La journée passe, à une allure inexorablement lente. Je travaille du mieux que je peux sur ce putain de projet de fac qui me bouffe tout mon temps. Je n’arrive pas à organiser mes pensées, tout est confus.
Je tape une phrase, je lui trouve un défaut, je l’efface et je recommence. J’enchaîne ce rituel depuis maintenant une demi-heure, sans qu’il ne prenne fin.
Tout le monde est partit, il me semble. Victoria a ses cours à la fac, Tess son boulot à temps partiel, quant à Lyra, je ne l’ai pas vue pointer son nez depuis le début de la journée.
Je pousse un soupir, sentant bien que suis absolument inefficace, ainsi vautré devant mon ordinateur, aussi réactif qu’un poisson rouge. Je laisse tomber, et quitte le logiciel de traitement de texte sans sauvegarder, ce dont je ne prends conscience que trop tard.
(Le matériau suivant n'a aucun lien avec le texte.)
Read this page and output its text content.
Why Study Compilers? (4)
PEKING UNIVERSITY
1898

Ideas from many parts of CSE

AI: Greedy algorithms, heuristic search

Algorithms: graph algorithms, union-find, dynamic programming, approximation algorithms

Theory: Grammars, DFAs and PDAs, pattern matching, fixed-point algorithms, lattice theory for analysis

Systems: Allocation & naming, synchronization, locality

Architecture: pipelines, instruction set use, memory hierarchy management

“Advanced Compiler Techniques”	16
De toute façon, je n’ai ajouté que deux malheureuse phrases dénuées d’intérêt. Je me laisse aller contre le dossier de ma chaise, et ferme les yeux quelques secondes.

C’est agréable. Plus de contraintes, plus de doutes, plus de rien du tout. Les paupières fermées, je deviens aveugle, au sens propre comme au figuré.
Une pensée désagréable surgit alors, avec la violence d’un raz de marée, et la soudaineté d’un coup de tonnerre."Un homme blond est allongé au sol, son sang se rependant sur un tapis que je ne connais que trop bien. Les billets autours de lui semblent crier « corruption ».
- Retourne dans ta chambre, Clint, m’ordonne une voix seulement présente dans mon imagination.
Mes jambes de petit garçon obéissent à cette recommandation maternelle, lorsque mon esprit meurt d’envie d’en apercevoir plus."
Et brusquement, je redeviens l’homme de vingt-six ans que je suis aujourd’hui, ramené à mon corps par des coups secs contre la porte.